Gabriel Sargeant

About / Contact / Posts / Tags / Interactive Stuff /

Infrequent tasks worth remembering

Unzipping a file in S3 with AWS Lambda, and writing it all back to S3

This is all about how to take a zip file in S3, unzip it as a stream, and then write it back to a s3 bucket, or where ever…

Firstly, I followed this medium post by John Paul Hayes. How to extract a HUGE zip file in an Amazon S3 bucket by using AWS Lambda and Python. Thanks to him. ☜(゚ヮ゚☜)

I am in no doubt about the fact I will have this problem again, and John’s solutions was great and I didn’t really alter much of anything.

I’m mostly just putting this here, where I won’t need to panic search for it next time I’m in a jam. It’s usually easy to remember my own name….

With the use case the I had here, I needed to script an AWS CLI worker to invoke the Lambda Function. It’s written around that style of use.
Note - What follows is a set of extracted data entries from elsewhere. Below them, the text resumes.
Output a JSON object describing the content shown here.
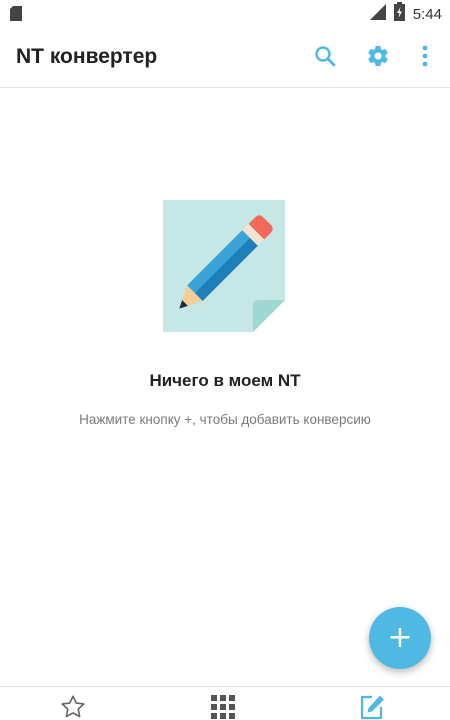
{
  "status_bar": {
    "time": "5:44",
    "icons": [
      "sd-card-icon",
      "signal-icon",
      "battery-icon"
    ]
  },
  "app_bar": {
    "title": "NT конвертер",
    "icons": [
      "search-icon",
      "gear-icon",
      "more-vert-icon"
    ],
    "accent_color": "#4fb8e3"
  },
  "empty_state": {
    "illustration": "pencil-note-icon",
    "title": "Ничего в моем NT",
    "hint": "Нажмите кнопку +, чтобы добавить конверсию"
  },
  "fab": {
    "label": "+",
    "color": "#4fb8e3"
  },
  "bottom_nav": {
    "items": [
      {
        "icon": "star-outline-icon"
      },
      {
        "icon": "grid-icon"
      },
      {
        "icon": "edit-icon",
        "active": true
      }
    ]
  }
}
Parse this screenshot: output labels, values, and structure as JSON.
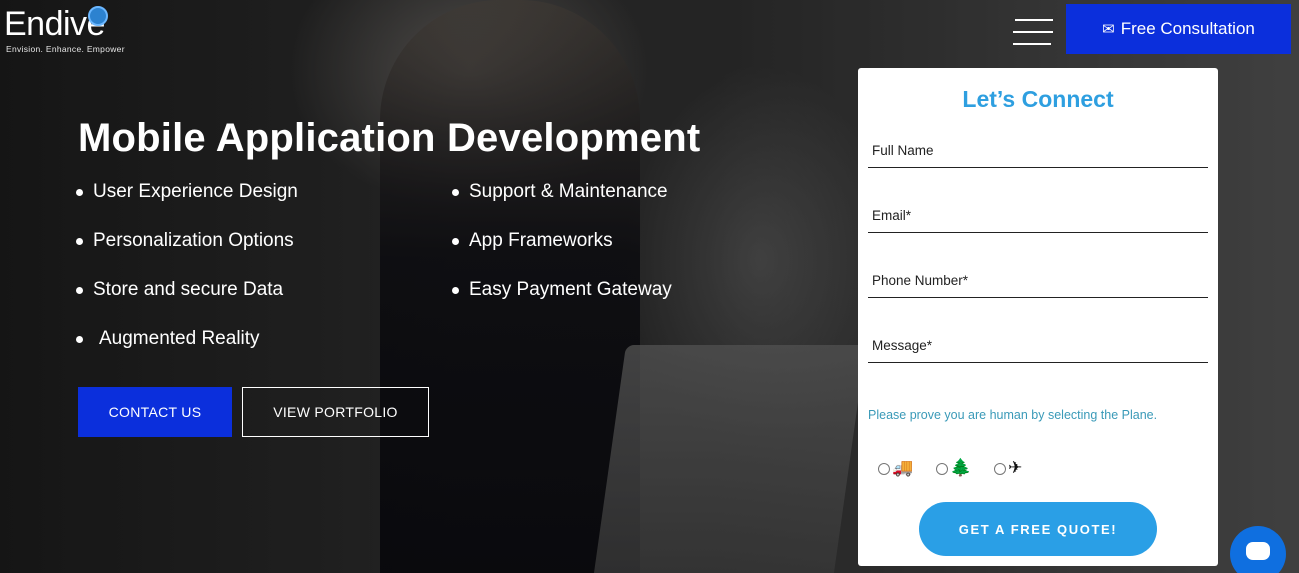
{
  "brand": {
    "logo_word": "Endive",
    "tagline": "Envision. Enhance. Empower"
  },
  "header": {
    "menu_icon": "hamburger-icon",
    "consult_icon": "envelope-icon",
    "consult_label": "Free Consultation"
  },
  "hero": {
    "title": "Mobile Application Development",
    "features": [
      "User Experience Design",
      "Personalization Options",
      "Store and secure Data",
      "Augmented Reality",
      "Support & Maintenance",
      "App Frameworks",
      "Easy Payment Gateway"
    ],
    "contact_label": "CONTACT US",
    "portfolio_label": "VIEW PORTFOLIO"
  },
  "form": {
    "title": "Let’s Connect",
    "fields": {
      "name_placeholder": "Full Name",
      "email_placeholder": "Email*",
      "phone_placeholder": "Phone Number*",
      "message_placeholder": "Message*"
    },
    "captcha_text": "Please prove you are human by selecting the Plane.",
    "captcha_options": [
      {
        "icon": "truck-icon",
        "glyph": "🚚"
      },
      {
        "icon": "tree-icon",
        "glyph": "🌲"
      },
      {
        "icon": "plane-icon",
        "glyph": "✈"
      }
    ],
    "submit_label": "GET A FREE QUOTE!"
  },
  "chat": {
    "icon": "chat-bubble-icon"
  },
  "colors": {
    "primary_blue": "#0b2fdc",
    "accent_blue": "#2a9fe6",
    "title_blue": "#2e9fe0",
    "captcha_text": "#3a9ab8"
  }
}
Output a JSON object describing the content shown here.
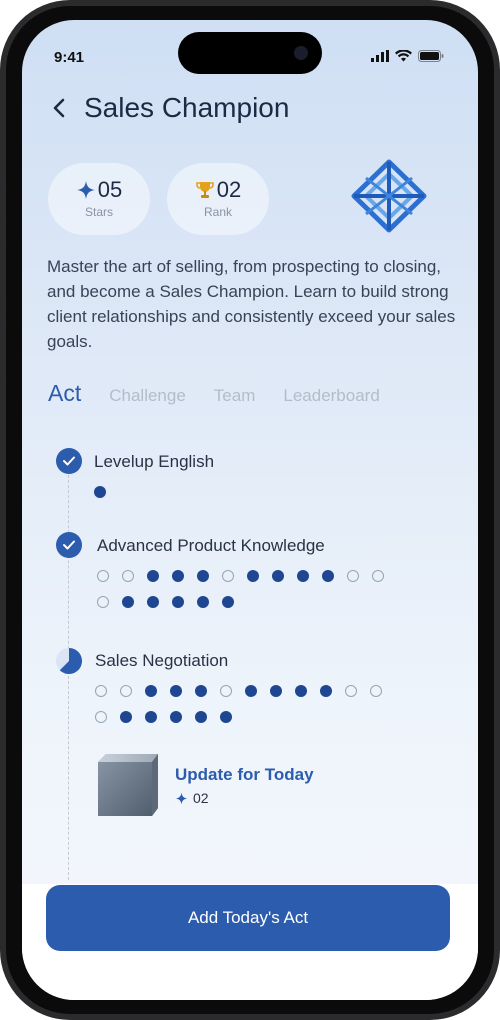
{
  "status": {
    "time": "9:41"
  },
  "header": {
    "title": "Sales Champion"
  },
  "stats": [
    {
      "value": "05",
      "label": "Stars",
      "icon": "sparkle-icon"
    },
    {
      "value": "02",
      "label": "Rank",
      "icon": "trophy-icon"
    }
  ],
  "description": "Master the art of selling, from prospecting to closing, and become a Sales Champion. Learn to build strong client relationships and consistently exceed your sales goals.",
  "tabs": [
    {
      "label": "Act",
      "active": true
    },
    {
      "label": "Challenge"
    },
    {
      "label": "Team"
    },
    {
      "label": "Leaderboard"
    }
  ],
  "steps": [
    {
      "title": "Levelup English",
      "status": "complete",
      "dots": [
        1
      ]
    },
    {
      "title": "Advanced Product Knowledge",
      "status": "complete",
      "dots": [
        0,
        0,
        1,
        1,
        1,
        0,
        1,
        1,
        1,
        1,
        0,
        0,
        0,
        1,
        1,
        1,
        1,
        1
      ]
    },
    {
      "title": "Sales Negotiation",
      "status": "in-progress",
      "dots": [
        0,
        0,
        1,
        1,
        1,
        0,
        1,
        1,
        1,
        1,
        0,
        0,
        0,
        1,
        1,
        1,
        1,
        1
      ]
    }
  ],
  "update": {
    "title": "Update for Today",
    "value": "02"
  },
  "cta": {
    "label": "Add Today's Act"
  },
  "colors": {
    "accent": "#2c5cad",
    "dot_filled": "#1f4690"
  }
}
Obviously, you could trigger it with all sorts of events.

This is the payload.

{
  "src": "zip-test-source",
  "dst": "zip-test-dest",
  "zip":"A Biggly Zip File.zip"
}

This is the Lambda, with all the gory imports.

import logging
import os
from http import HTTPStatus
import boto3
import io
import traceback
import zipfile

logger = logging.getLogger()
logger.setLevel(logging.INFO)

def lambda_handler(event, context):
    try:        
        logger.info('Event: %s', event)       
        
        s3_resource = boto3.resource('s3')
        zip_object = s3_resource.Object(bucket_name=event['src'], key=event['zip'])
        buffer = io.BytesIO(zip_object.get()["Body"].read())
        
        z = zipfile.ZipFile(buffer)
        for filename in z.namelist():
            file_info = z.getinfo(filename)
            s3_resource.meta.client.upload_fileobj(
                z.open(filename),
                Bucket=event['dst'],
                Key=f'{filename}'
            )

    except Exception as e:
        logger.error(e)
        traceback.print_exc()
        raise Exception('Error during unpackziptoS3')
    
    return {
        "statusCode": HTTPStatus.OK.value        
    }

To run this:

  1. Create a Python 3.8 Lambda
  2. Give it about ~500MB of memory
  3. Increase the timeout to about ~5 mins. (Good for about 5 gig)
  4. Do any other lambda stuff you want, like creating a IAM role for the Lambda function that has explicit read and write to the buckets etc.

Invoke it with the AWS CLI

aws lambda invoke --function-name s3zipstream --log-type None --payload {base64 your payload} out.txt --cli-read-timeout 360

Pass the cli-read-timeout command if you’re synchronously waiting for the file to unpack.

LinuxHint - base64

I’m throwing an error rather than trying to recover, that’s to avoid burying fault recovery logic inside something that should just be pass or fail.

It’s like there’ a GAP in the serverless open source library market for all these many glue like functions.

anyway, there’s more to remember.. so I’ll be writing a few of these.